- Tengra Location in West Bengal, India Tengra Tengra (India)
- Coordinates: 23°07′40″N 88°50′51″E﻿ / ﻿23.12779°N 88.847568°E
- Country: India
- State: West Bengal
- District: North 24 Parganas

Population (2011)
- • Total: 4,226

Languages
- • Official: Bengali, English
- Time zone: UTC+5:30 (IST)
- PIN: 743251 (Ganrapota)
- Telephone/STD code: 03215
- Lok Sabha constituency: Bangaon
- Vidhan Sabha constituency: Bagdah
- Website: north24parganas.nic.in

= Tengra =

Tengra (also known as Tangra) is a village and a gram panchayat in Bangaon CD Block in Bangaon subdivision of North 24 Parganas district in the state of West Bengal, India.

==Geography==
Villages in Tengra gram panchayat are: Arshingri, Dhoramari, Shutia and Tengra.
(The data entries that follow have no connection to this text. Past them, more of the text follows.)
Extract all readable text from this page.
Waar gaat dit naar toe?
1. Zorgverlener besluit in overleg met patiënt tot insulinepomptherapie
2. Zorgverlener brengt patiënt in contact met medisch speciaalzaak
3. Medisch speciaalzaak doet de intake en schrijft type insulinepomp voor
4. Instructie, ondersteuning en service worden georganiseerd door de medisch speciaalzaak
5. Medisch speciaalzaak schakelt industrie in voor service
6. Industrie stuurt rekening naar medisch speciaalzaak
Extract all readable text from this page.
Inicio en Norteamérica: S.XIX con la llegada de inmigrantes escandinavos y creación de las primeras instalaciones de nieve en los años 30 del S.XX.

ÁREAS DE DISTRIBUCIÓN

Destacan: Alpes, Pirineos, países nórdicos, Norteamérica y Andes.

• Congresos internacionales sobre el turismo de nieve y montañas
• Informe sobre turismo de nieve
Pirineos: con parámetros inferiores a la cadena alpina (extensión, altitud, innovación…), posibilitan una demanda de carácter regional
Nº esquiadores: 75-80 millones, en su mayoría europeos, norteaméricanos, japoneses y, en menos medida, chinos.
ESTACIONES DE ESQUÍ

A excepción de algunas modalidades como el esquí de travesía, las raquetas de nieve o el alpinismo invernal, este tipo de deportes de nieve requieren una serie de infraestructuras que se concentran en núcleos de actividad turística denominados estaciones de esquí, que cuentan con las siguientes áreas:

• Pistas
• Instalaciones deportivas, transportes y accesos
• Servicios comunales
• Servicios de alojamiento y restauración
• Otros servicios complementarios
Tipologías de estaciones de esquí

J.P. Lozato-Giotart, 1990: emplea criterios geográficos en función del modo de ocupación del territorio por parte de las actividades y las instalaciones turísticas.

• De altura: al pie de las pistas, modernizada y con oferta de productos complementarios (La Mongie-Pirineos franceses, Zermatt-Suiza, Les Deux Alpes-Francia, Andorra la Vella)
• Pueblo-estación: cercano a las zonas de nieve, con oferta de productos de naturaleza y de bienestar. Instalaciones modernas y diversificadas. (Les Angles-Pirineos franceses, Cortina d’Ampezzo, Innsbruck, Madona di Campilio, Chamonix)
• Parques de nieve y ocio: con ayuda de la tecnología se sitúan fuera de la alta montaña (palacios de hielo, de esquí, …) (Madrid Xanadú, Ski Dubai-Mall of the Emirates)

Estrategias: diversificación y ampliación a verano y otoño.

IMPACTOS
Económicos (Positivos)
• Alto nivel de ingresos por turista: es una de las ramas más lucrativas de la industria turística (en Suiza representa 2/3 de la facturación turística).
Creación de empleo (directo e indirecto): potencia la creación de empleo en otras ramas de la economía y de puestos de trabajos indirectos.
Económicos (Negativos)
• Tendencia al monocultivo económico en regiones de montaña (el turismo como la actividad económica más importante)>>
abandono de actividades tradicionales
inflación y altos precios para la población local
Tengra is about 8 km from Bangaon.

==Demographics==
As per the 2011 Census of India, Tengra had a total population of 4,226, of which 2,184 (52%) were males and 2,042 (48%) were females. Population below 6 years was 354. The total number of literates in Tengra was 3,371 (87.06% of the population over 6 years).

==Transport==
A short stretch of local road links Tengra to State Highway 3 at Ganrapota.